Let the sucker who doesn’t do his homework have A. You do your homework and buy B.
Now having said that, there is a rule of thumb that wil eliminate the overpriced properties quickly. Take the price and divide by the annual rent. This will give you the Gross Rent Multiplier or GRM. I have seen GRM’s all the way from 16 (the height of the boom, stay away!) down to 3.25 (That one I bought!).
The general rule is if the GRM is 6 or more the place won’t carry i.e, negative cash flow.
This is just a quick estimate, you only use it to weed out the obvious losers, if they look good you do more research.
Do the calculation on a lot of properties and you will soon get an idea what the typical GRM is in your area.
Re: I need some Formulas…PLEASE! - Posted by Brent_IL
Posted by Brent_IL on November 29, 2001 at 01:04:41:
It’s not like that. There are guidelines, and they change with locations, but there isn’t one magic formula that will relieve you of research.
In my area only,
A $60,000 house (I can?t find any) will rent for $450 to $480 per month. Around .75 to .80 of one percent of the actual market value.
I factor 2% of FMV annually for maintenance because I’m counting in things like a new roof when it?s needed, et al. Most of the non-investors you will talk to spend less than 1%/yr. If they spend more it?s usually on landscaping.
Monthly expenses and allocations range between 30 and 40% including taxes 2.7-3.0%.
You can guess about financing but you need to know about any existing juniors. If your seller lived around here, and owned the property for 8-10 years, I would guess that he paid ~ $30K. If I made a further guess about how much of a down payment he made, I could guess the loan amount, and using the rates available at the time, calculate his probable mortgage payment and remaining balance.

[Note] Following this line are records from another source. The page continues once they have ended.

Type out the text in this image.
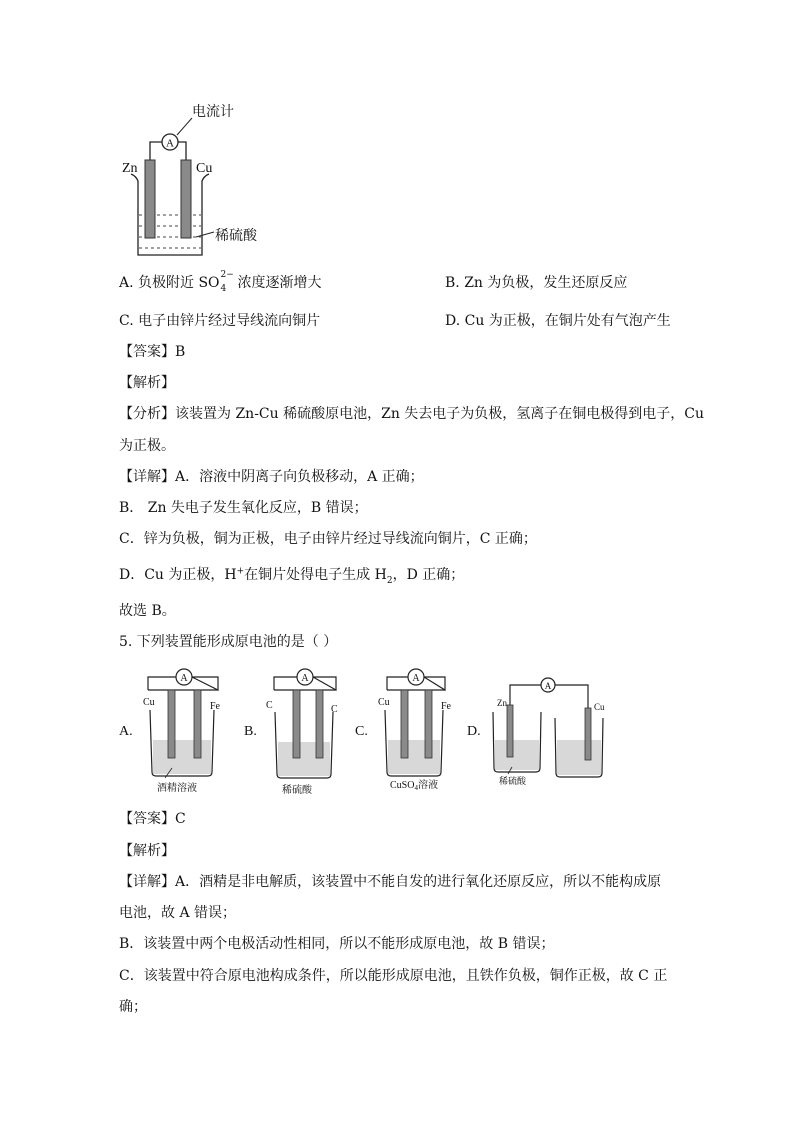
A
电流计
Zn	Cu
稀硫酸
A. 负极附近 SO 2−
4 浓度逐渐增大	B. Zn 为负极，发生还原反应
C. 电子由锌片经过导线流向铜片	D. Cu 为正极，在铜片处有气泡产生
【答案】B
【解析】
【分析】该装置为 Zn-Cu 稀硫酸原电池，Zn 失去电子为负极，氢离子在铜电极得到电子，Cu
为正极。
【详解】A．溶液中阴离子向负极移动，A 正确；
B． Zn 失电子发生氧化反应，B 错误；
C．锌为负极，铜为正极，电子由锌片经过导线流向铜片，C 正确；
D．Cu 为正极，H+在铜片处得电子生成 $H_2$，D 正确；
故选 B。
5. 下列装置能形成原电池的是（ ）
A.
A
Cu	Fe
酒精溶液
B.
A
C	C
稀硫酸
C.
A
Cu	Fe
CuSO$_4$溶液
D.
A
Zn	Cu
稀硫酸
【答案】C
【解析】
【详解】A．酒精是非电解质，该装置中不能自发的进行氧化还原反应，所以不能构成原
电池，故 A 错误；
B．该装置中两个电极活动性相同，所以不能形成原电池，故 B 错误；
C．该装置中符合原电池构成条件，所以能形成原电池，且铁作负极，铜作正极，故 C 正
确；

Now I know his expenses and payments.
All of this is worthless unless you know the lien situation to give you a truer picture of what the seller is facing each month.
When asked, a sincere seller will give you the numbers that you need. Formulas are great when used to decide the probability of your seller giving you accurate information. You don?t have to spend time if he?s blowing smoke. Every property has something different.
Re: I need some Formulas…PLEASE! - Posted by John W
Posted by John W on November 29, 2001 at 19:12:34:
I agree with using the GRM as a weeding out tool but disagree with the assumption that a GRM of 6 or more will generally produce a negative cash flow.
The fact is, the breakeven GRM will vary by, among other things (down pmt), location. With all other things being equal - down pmt, operating expenses, etc; the general rule should be that the lower the GRM the better. GRMs of around 8.5 are cash flow neutral in my location at 10% down. I have a property in escrow that schedules out to be cash flow positive at a GRM of 8.
I guess my point is, is that one should know what cash flow neutral is for his/her area.
John I went to great pains to point out that the break even point will vary for different properties, even giving examples, before I went into the GRM. I also said to do the GRM calculation for as many properties as possible in order to find out what is typical in your own area .
I disagree with excluding the down payment. I always use the full price. I deserve interest on my money the same as the bank does. You can make almost any property break even if you put up enough cash, then don’t make any interest on it. Besides it is not an equal way to compare properties. If they have different down payments it throws off your figures.